Stravinsky Violin Concerto
George Balanchine © The George Balanchine Trust
Concerto for Violin and Orchestra in D major
Photo © Paul Kolnik
In 1941, Balanchine choreographed Balustrade for the Ballet Russe to Stravinsky’s Violin Concerto in D. When he returned to the score three decades later, he could no longer remember his original choreography. But Balanchine was not at all disturbed by the loss. “What I did then was for then,” he said, “and what I wanted to do to this music for our Stravinsky Festival… represented more than 30 years’ difference.” The new choreography follows the score directly: An opening “Toccata” and a final “Capriccio” enclose two central “Arias,” which form contrasting pas de deux for two different couples.

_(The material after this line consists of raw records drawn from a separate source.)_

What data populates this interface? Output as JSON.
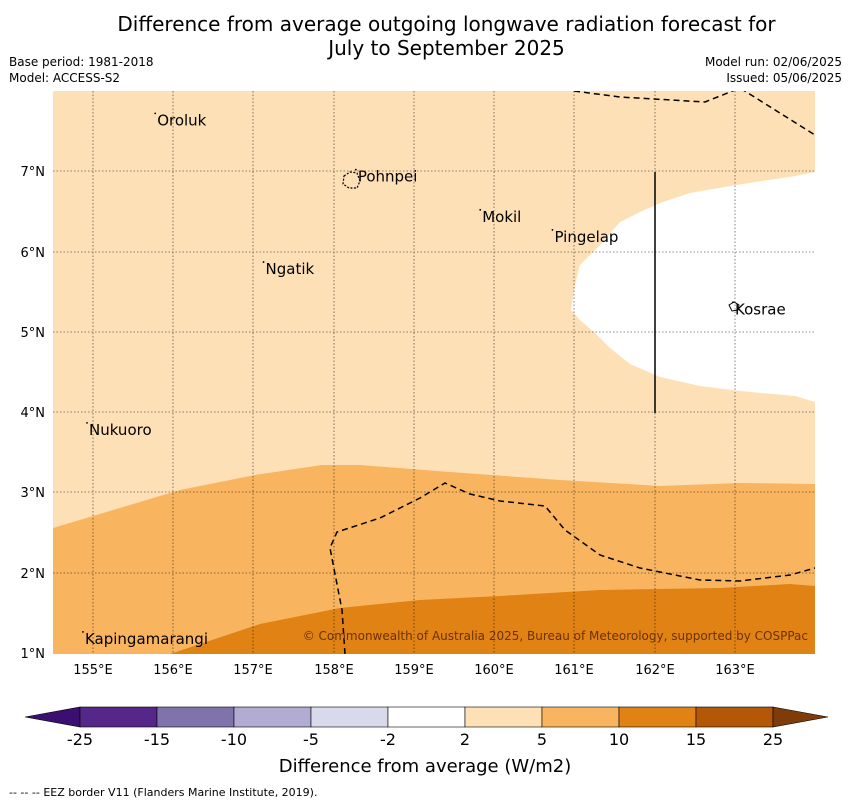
{
  "title_line1": "Difference from average outgoing longwave radiation forecast for",
  "title_line2": "July to September 2025",
  "base_period": "Base period: 1981-2018",
  "model": "Model: ACCESS-S2",
  "model_run": "Model run: 02/06/2025",
  "issued": "Issued: 05/06/2025",
  "copyright": "© Commonwealth of Australia 2025, Bureau of Meteorology, supported by COSPPac",
  "lon_ticks": [
    "155°E",
    "156°E",
    "157°E",
    "158°E",
    "159°E",
    "160°E",
    "161°E",
    "162°E",
    "163°E"
  ],
  "lat_ticks": [
    "7°N",
    "6°N",
    "5°N",
    "4°N",
    "3°N",
    "2°N",
    "1°N"
  ],
  "places": [
    {
      "name": "Oroluk",
      "lon": 155.8,
      "lat": 7.65
    },
    {
      "name": "Pohnpei",
      "lon": 158.3,
      "lat": 6.95
    },
    {
      "name": "Mokil",
      "lon": 159.85,
      "lat": 6.45
    },
    {
      "name": "Pingelap",
      "lon": 160.75,
      "lat": 6.2
    },
    {
      "name": "Ngatik",
      "lon": 157.15,
      "lat": 5.8
    },
    {
      "name": "Kosrae",
      "lon": 163.0,
      "lat": 5.3
    },
    {
      "name": "Nukuoro",
      "lon": 154.95,
      "lat": 3.8
    },
    {
      "name": "Kapingamarangi",
      "lon": 154.9,
      "lat": 1.2
    }
  ],
  "colorbar": {
    "ticks": [
      "-25",
      "-15",
      "-10",
      "-5",
      "-2",
      "2",
      "5",
      "10",
      "15",
      "25"
    ],
    "colors": [
      "#3b0f70",
      "#542788",
      "#8073ac",
      "#b2abd2",
      "#d8daeb",
      "#ffffff",
      "#fde0b6",
      "#f9b460",
      "#e08214",
      "#b35806",
      "#7f3b08"
    ],
    "label": "Difference from average (W/m2)"
  },
  "legend_symbol": "-- -- --",
  "legend_text": "EEZ border V11 (Flanders Marine Institute, 2019)."
}
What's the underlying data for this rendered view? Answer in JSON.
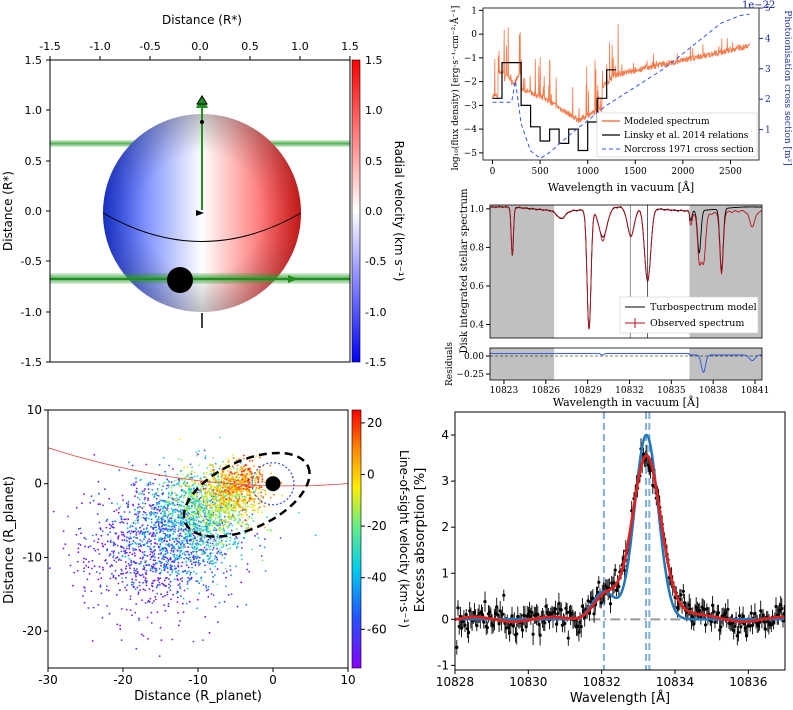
{
  "chart_data": [
    {
      "type": "line",
      "id": "star-transit",
      "title": "",
      "top_axis": {
        "label": "Distance (R*)",
        "range": [
          -1.5,
          1.5
        ],
        "ticks": [
          "-1.5",
          "-1.0",
          "-0.5",
          "0.0",
          "0.5",
          "1.0",
          "1.5"
        ]
      },
      "left_axis": {
        "label": "Distance (R*)",
        "range": [
          -1.5,
          1.5
        ],
        "ticks": [
          "1.5",
          "1.0",
          "0.5",
          "0.0",
          "-0.5",
          "-1.0",
          "-1.5"
        ]
      },
      "colorbar": {
        "label": "Radial velocity (km s⁻¹)",
        "range": [
          -1.5,
          1.5
        ],
        "ticks": [
          "1.5",
          "1.0",
          "0.5",
          "0.0",
          "-0.5",
          "-1.0",
          "-1.5"
        ],
        "colors": [
          "#0000ff",
          "#ffffff",
          "#ff0000"
        ]
      },
      "features": {
        "star_radius": 1.0,
        "planet_center": [
          -0.22,
          -0.68
        ],
        "planet_radius": 0.08,
        "transit_chord_y": -0.68,
        "upper_band_y": 0.7,
        "spin_axis_top": 1.15
      }
    },
    {
      "type": "line",
      "id": "sed",
      "xlabel": "Wavelength in vacuum [Å]",
      "ylabel": "log₁₀(flux density) [erg·s⁻¹·cm⁻²·Å⁻¹]",
      "y2label": "Photoionisation cross section [m²]",
      "offset_text": "1e−22",
      "xlim": [
        -100,
        2800
      ],
      "ylim": [
        -5.3,
        1.1
      ],
      "y2lim": [
        0,
        5
      ],
      "xticks": [
        "0",
        "500",
        "1000",
        "1500",
        "2000",
        "2500"
      ],
      "yticks": [
        "1",
        "0",
        "−1",
        "−2",
        "−3",
        "−4",
        "−5"
      ],
      "y2ticks": [
        "1",
        "2",
        "3",
        "4",
        "5"
      ],
      "legend": [
        "Modeled spectrum",
        "Linsky et al. 2014 relations",
        "Norcross 1971 cross section"
      ],
      "series": [
        {
          "name": "Linsky et al. 2014 relations",
          "color": "#000000",
          "x": [
            0,
            100,
            100,
            300,
            300,
            400,
            400,
            500,
            500,
            600,
            600,
            700,
            700,
            800,
            800,
            900,
            900,
            1000,
            1000,
            1100,
            1100,
            1200,
            1200,
            1300
          ],
          "y": [
            -2.7,
            -2.7,
            -1.2,
            -1.2,
            -3.0,
            -3.0,
            -3.9,
            -3.9,
            -4.5,
            -4.5,
            -4.0,
            -4.0,
            -4.6,
            -4.6,
            -4.0,
            -4.0,
            -4.9,
            -4.9,
            -3.7,
            -3.7,
            -2.7,
            -2.7,
            -1.5,
            -1.5
          ]
        },
        {
          "name": "Norcross 1971 cross section",
          "color": "#3355ee",
          "x": [
            0,
            200,
            240,
            300,
            400,
            504,
            600,
            800,
            1000,
            1200,
            1500,
            1800,
            2000,
            2200,
            2400,
            2600,
            2700
          ],
          "y2": [
            1.9,
            1.9,
            2.6,
            1.2,
            0.3,
            0.05,
            0.25,
            0.8,
            1.3,
            1.8,
            2.4,
            3.0,
            3.5,
            4.0,
            4.5,
            4.75,
            4.8
          ]
        }
      ]
    },
    {
      "type": "line",
      "id": "stellar-spectrum",
      "xlabel": "Wavelength in vacuum [Å]",
      "ylabel": "Disk integrated stellar spectrum",
      "xlim": [
        10822,
        10841.5
      ],
      "ylim": [
        0.33,
        1.02
      ],
      "xticks": [
        "10823",
        "10826",
        "10829",
        "10832",
        "10835",
        "10838",
        "10841"
      ],
      "yticks": [
        "1.0",
        "0.8",
        "0.6",
        "0.4"
      ],
      "shaded": [
        [
          10822,
          10826.6
        ],
        [
          10836.3,
          10841.5
        ]
      ],
      "vlines": [
        10832.06,
        10833.3
      ],
      "legend": [
        "Turbospectrum model",
        "Observed spectrum"
      ],
      "lines": [
        {
          "center": 10823.6,
          "depth": 0.25,
          "width": 0.08
        },
        {
          "center": 10827.1,
          "depth": 0.04,
          "width": 0.3
        },
        {
          "center": 10829.1,
          "depth": 0.62,
          "width": 0.14
        },
        {
          "center": 10830.1,
          "depth": 0.15,
          "width": 0.3
        },
        {
          "center": 10832.1,
          "depth": 0.15,
          "width": 0.25
        },
        {
          "center": 10833.3,
          "depth": 0.38,
          "width": 0.22
        },
        {
          "center": 10836.4,
          "depth": 0.05,
          "width": 0.08
        },
        {
          "center": 10837.0,
          "depth": 0.22,
          "width": 0.12
        },
        {
          "center": 10838.6,
          "depth": 0.32,
          "width": 0.12
        }
      ],
      "residuals": {
        "ylabel": "Residuals",
        "yticks": [
          "0.00",
          "−0.25"
        ],
        "ylim": [
          -0.38,
          0.08
        ]
      }
    },
    {
      "type": "scatter",
      "id": "particle-cloud",
      "xlabel": "Distance (R_planet)",
      "ylabel": "Distance (R_planet)",
      "xlim": [
        -30,
        10
      ],
      "ylim": [
        -25,
        10
      ],
      "xticks": [
        "-30",
        "-20",
        "-10",
        "0",
        "10"
      ],
      "yticks": [
        "10",
        "0",
        "-10",
        "-20"
      ],
      "colorbar": {
        "label": "Line-of-sight velocity (km·s⁻¹)",
        "range": [
          -75,
          25
        ],
        "ticks": [
          "20",
          "0",
          "-20",
          "-40",
          "-60"
        ],
        "colors": [
          "#8800ff",
          "#0066ff",
          "#00ccee",
          "#66ee88",
          "#ffee00",
          "#ff6600",
          "#ff0000"
        ]
      },
      "planet": {
        "x": 0,
        "y": 0,
        "r": 1.0
      },
      "roche_lobe": {
        "cx": 0,
        "cy": 0,
        "r": 2.8
      },
      "ellipse": {
        "cx": -3.5,
        "cy": -1.5,
        "rx": 9,
        "ry": 4.5,
        "angle_deg": 25
      }
    },
    {
      "type": "line",
      "id": "excess-absorption",
      "xlabel": "Wavelength [Å]",
      "ylabel": "Excess absorption [%]",
      "xlim": [
        10828,
        10837
      ],
      "ylim": [
        -1.1,
        4.5
      ],
      "xticks": [
        "10828",
        "10830",
        "10832",
        "10834",
        "10836"
      ],
      "yticks": [
        "4",
        "3",
        "2",
        "1",
        "0",
        "-1"
      ],
      "vlines": [
        10832.06,
        10833.21,
        10833.3
      ],
      "series": [
        {
          "name": "model-red",
          "color": "#dd2222",
          "components": [
            {
              "a": 3.3,
              "mu": 10833.22,
              "sigma": 0.38
            },
            {
              "a": 0.55,
              "mu": 10832.1,
              "sigma": 0.35
            },
            {
              "a": 0.3,
              "mu": 10833.6,
              "sigma": 0.6
            }
          ]
        },
        {
          "name": "model-blue",
          "color": "#2277bb",
          "components": [
            {
              "a": 4.0,
              "mu": 10833.22,
              "sigma": 0.32
            },
            {
              "a": 0.6,
              "mu": 10832.06,
              "sigma": 0.3
            }
          ]
        }
      ]
    }
  ]
}
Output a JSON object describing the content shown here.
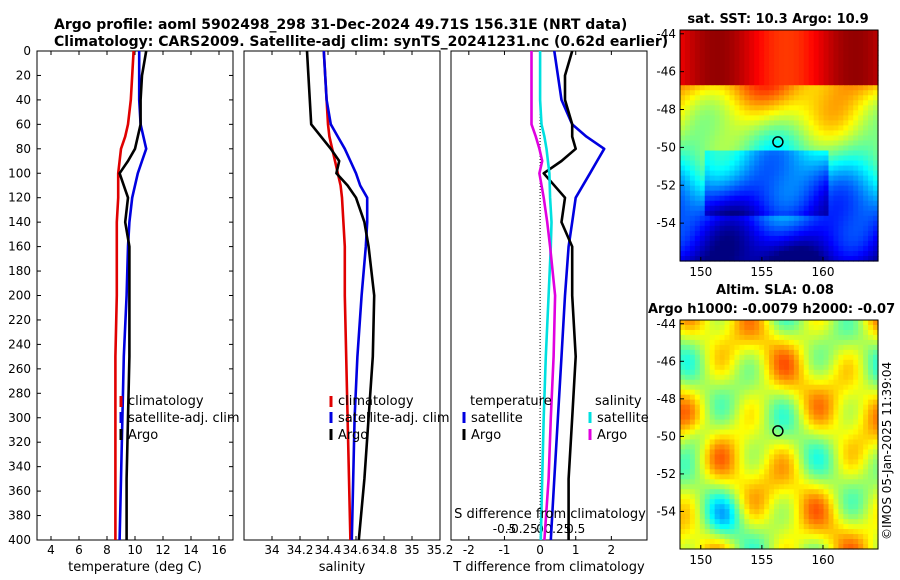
{
  "title": {
    "line1": "Argo profile: aoml 5902498_298 31-Dec-2024 49.71S 156.31E (NRT data)",
    "line2": "Climatology: CARS2009. Satellite-adj clim: synTS_20241231.nc (0.62d earlier)"
  },
  "colors": {
    "climatology": "#e00000",
    "satellite": "#0000e0",
    "argo": "#000000",
    "salinity_sat": "#00e0e0",
    "salinity_diff": "#e000e0"
  },
  "legend": {
    "climatology": "climatology",
    "satellite_adj": "satellite-adj. clim",
    "argo": "Argo",
    "temperature": "temperature",
    "salinity": "salinity",
    "satellite": "satellite"
  },
  "depth_ticks": [
    0,
    20,
    40,
    60,
    80,
    100,
    120,
    140,
    160,
    180,
    200,
    220,
    240,
    260,
    280,
    300,
    320,
    340,
    360,
    380,
    400
  ],
  "chart_data": [
    {
      "type": "line",
      "xlabel": "temperature (deg C)",
      "ylabel": "depth",
      "xlim": [
        3,
        17
      ],
      "ylim": [
        0,
        400
      ],
      "xticks": [
        "4",
        "6",
        "8",
        "10",
        "12",
        "14",
        "16"
      ],
      "xtick_values": [
        4,
        6,
        8,
        10,
        12,
        14,
        16
      ],
      "depth": [
        0,
        20,
        40,
        60,
        70,
        80,
        90,
        100,
        120,
        140,
        160,
        200,
        250,
        300,
        350,
        400
      ],
      "series": [
        {
          "name": "climatology",
          "values": [
            9.9,
            9.8,
            9.7,
            9.5,
            9.3,
            9.0,
            8.9,
            8.8,
            8.8,
            8.7,
            8.7,
            8.7,
            8.6,
            8.6,
            8.6,
            8.6
          ]
        },
        {
          "name": "satellite-adj. clim",
          "values": [
            10.3,
            10.3,
            10.3,
            10.4,
            10.6,
            10.8,
            10.5,
            10.2,
            9.8,
            9.6,
            9.5,
            9.4,
            9.2,
            9.1,
            9.0,
            8.9
          ]
        },
        {
          "name": "Argo",
          "values": [
            10.8,
            10.5,
            10.4,
            10.4,
            10.2,
            10.0,
            9.5,
            8.9,
            9.5,
            9.3,
            9.6,
            9.6,
            9.6,
            9.5,
            9.4,
            9.4
          ]
        }
      ]
    },
    {
      "type": "line",
      "xlabel": "salinity",
      "ylabel": "depth",
      "xlim": [
        33.8,
        35.2
      ],
      "ylim": [
        0,
        400
      ],
      "xticks": [
        "34",
        "34.2",
        "34.4",
        "34.6",
        "34.8",
        "35",
        "35.2"
      ],
      "xtick_values": [
        34,
        34.2,
        34.4,
        34.6,
        34.8,
        35,
        35.2
      ],
      "depth": [
        0,
        20,
        40,
        60,
        70,
        80,
        90,
        100,
        110,
        120,
        140,
        160,
        200,
        250,
        300,
        350,
        400
      ],
      "series": [
        {
          "name": "climatology",
          "values": [
            34.37,
            34.38,
            34.39,
            34.4,
            34.41,
            34.43,
            34.45,
            34.47,
            34.49,
            34.5,
            34.51,
            34.52,
            34.52,
            34.53,
            34.54,
            34.55,
            34.56
          ]
        },
        {
          "name": "satellite-adj. clim",
          "values": [
            34.37,
            34.38,
            34.39,
            34.42,
            34.47,
            34.52,
            34.56,
            34.6,
            34.63,
            34.68,
            34.68,
            34.67,
            34.64,
            34.61,
            34.59,
            34.58,
            34.57
          ]
        },
        {
          "name": "Argo",
          "values": [
            34.25,
            34.26,
            34.27,
            34.28,
            34.35,
            34.42,
            34.48,
            34.46,
            34.54,
            34.6,
            34.66,
            34.69,
            34.73,
            34.72,
            34.69,
            34.66,
            34.62
          ]
        }
      ]
    },
    {
      "type": "line",
      "xlabel": "T difference from climatology",
      "ylabel": "depth",
      "xlim": [
        -2.5,
        3
      ],
      "ylim": [
        0,
        400
      ],
      "xticks": [
        "-2",
        "-1",
        "0",
        "1",
        "2"
      ],
      "xtick_values": [
        -2,
        -1,
        0,
        1,
        2
      ],
      "secondary_axis": {
        "label": "S difference from climatology",
        "ticks": [
          "-0.5",
          "-0.25",
          "0",
          "0.25",
          "0.5"
        ],
        "tick_values": [
          -0.5,
          -0.25,
          0,
          0.25,
          0.5
        ]
      },
      "depth": [
        0,
        20,
        40,
        60,
        70,
        80,
        90,
        100,
        120,
        140,
        160,
        200,
        250,
        300,
        350,
        400
      ],
      "series": [
        {
          "name": "temperature satellite",
          "values": [
            0.4,
            0.5,
            0.6,
            0.9,
            1.3,
            1.8,
            1.6,
            1.4,
            1.0,
            0.9,
            0.8,
            0.7,
            0.6,
            0.5,
            0.4,
            0.3
          ]
        },
        {
          "name": "temperature Argo",
          "values": [
            0.9,
            0.7,
            0.7,
            0.9,
            0.9,
            1.0,
            0.6,
            0.1,
            0.7,
            0.6,
            0.9,
            0.9,
            1.0,
            0.9,
            0.8,
            0.8
          ]
        },
        {
          "name": "salinity satellite",
          "values": [
            0.0,
            0.0,
            0.0,
            0.02,
            0.06,
            0.09,
            0.11,
            0.13,
            0.14,
            0.16,
            0.15,
            0.12,
            0.08,
            0.05,
            0.03,
            0.01
          ]
        },
        {
          "name": "salinity Argo",
          "values": [
            -0.12,
            -0.12,
            -0.12,
            -0.12,
            -0.06,
            -0.01,
            0.03,
            -0.01,
            0.05,
            0.1,
            0.14,
            0.21,
            0.19,
            0.15,
            0.12,
            0.06
          ]
        }
      ]
    }
  ],
  "maps": {
    "sst": {
      "title": "sat. SST: 10.3 Argo: 10.9",
      "lat_ticks": [
        "-44",
        "-46",
        "-48",
        "-50",
        "-52",
        "-54"
      ],
      "lon_ticks": [
        "150",
        "155",
        "160"
      ],
      "lat_values": [
        -44,
        -46,
        -48,
        -50,
        -52,
        -54
      ],
      "lon_values": [
        150,
        155,
        160
      ],
      "lat_range": [
        -56,
        -43.8
      ],
      "lon_range": [
        148.3,
        164.5
      ],
      "profile": [
        156.31,
        -49.71
      ]
    },
    "sla": {
      "title1": "Altim. SLA: 0.08",
      "title2": "Argo h1000: -0.0079 h2000: -0.07",
      "lat_ticks": [
        "-44",
        "-46",
        "-48",
        "-50",
        "-52",
        "-54"
      ],
      "lon_ticks": [
        "150",
        "155",
        "160"
      ],
      "lat_values": [
        -44,
        -46,
        -48,
        -50,
        -52,
        -54
      ],
      "lon_values": [
        150,
        155,
        160
      ],
      "lat_range": [
        -56,
        -43.8
      ],
      "lon_range": [
        148.3,
        164.5
      ],
      "profile": [
        156.31,
        -49.71
      ]
    }
  },
  "stamp": "©IMOS 05-Jan-2025 11:39:04"
}
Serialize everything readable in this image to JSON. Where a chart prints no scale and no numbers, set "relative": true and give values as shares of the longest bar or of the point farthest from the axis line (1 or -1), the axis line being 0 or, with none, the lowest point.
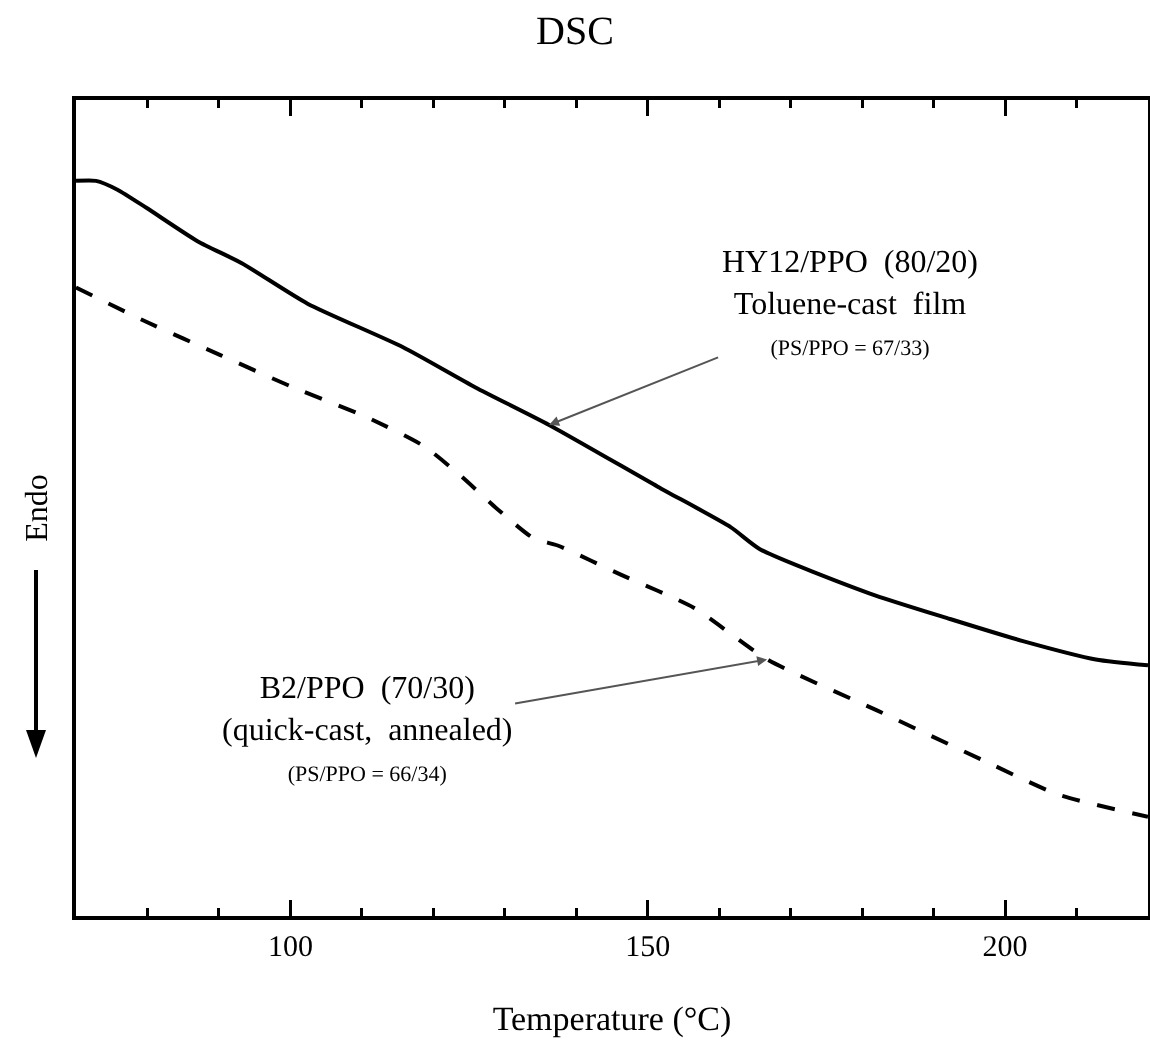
{
  "chart_data": {
    "type": "line",
    "title": "DSC",
    "xlabel": "Temperature (°C)",
    "ylabel": "Endo",
    "relative": true,
    "xlim": [
      70,
      220
    ],
    "xticks": [
      {
        "value": 80,
        "label": null
      },
      {
        "value": 90,
        "label": null
      },
      100,
      {
        "value": 110,
        "label": null
      },
      {
        "value": 120,
        "label": null
      },
      {
        "value": 130,
        "label": null
      },
      {
        "value": 140,
        "label": null
      },
      150,
      {
        "value": 160,
        "label": null
      },
      {
        "value": 170,
        "label": null
      },
      {
        "value": 180,
        "label": null
      },
      {
        "value": 190,
        "label": null
      },
      200,
      {
        "value": 210,
        "label": null
      }
    ],
    "marker": "none",
    "series": [
      {
        "color": "#000000",
        "line_style": "solid",
        "x": [
          70,
          72.8,
          75.8,
          79.9,
          87,
          93.2,
          102.4,
          115.7,
          125.9,
          136.2,
          151.4,
          161.6,
          165.7,
          181,
          192.3,
          202.5,
          212.7,
          220
        ],
        "values": [
          1,
          1,
          0.988,
          0.963,
          0.918,
          0.888,
          0.833,
          0.774,
          0.719,
          0.668,
          0.584,
          0.529,
          0.499,
          0.439,
          0.404,
          0.374,
          0.349,
          0.341
        ]
      },
      {
        "color": "#000000",
        "line_style": "dashed",
        "x": [
          70,
          79.9,
          90.2,
          100.4,
          110.6,
          118.7,
          123.8,
          128.9,
          134,
          137.4,
          146.3,
          156.5,
          166.7,
          182,
          197.3,
          207.5,
          220
        ],
        "values": [
          0.855,
          0.808,
          0.763,
          0.719,
          0.679,
          0.639,
          0.599,
          0.554,
          0.514,
          0.504,
          0.464,
          0.419,
          0.349,
          0.28,
          0.21,
          0.165,
          0.135
        ]
      }
    ],
    "annotations": [
      {
        "text": "HY12/PPO  (80/20)\nToluene-cast  film\n(PS/PPO = 67/33)",
        "x": 136.2,
        "y": 0.668
      },
      {
        "text": "B2/PPO  (70/30)\n(quick-cast,  annealed)\n(PS/PPO = 66/34)",
        "x": 166.7,
        "y": 0.349
      }
    ]
  }
}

Igor Stravinsky (1882-1971), born in Russia, is acknowledged as one of the great composers of the twentieth century. His work encompassed styles as diverse as Romanticism, Neoclassicism, and Serialism. His ballets for Diaghilev’s Ballets Russes included The Firebird, Petrushka, The Rite of Spring, and Apollo. His music has been used in over thirty ballets originating with New York City Ballet from 1948 through 1987, including Danses Concertantes, Orpheus, The Cage, Agon, Monumentum pro Gesualdo, Rubies, Symphony in Three Movements, Stravinsky Violin Concerto, Concerto for Two Solo Pianos, Suite from L’Histoire du Soldat, Concertino, and Jeu de Cartes.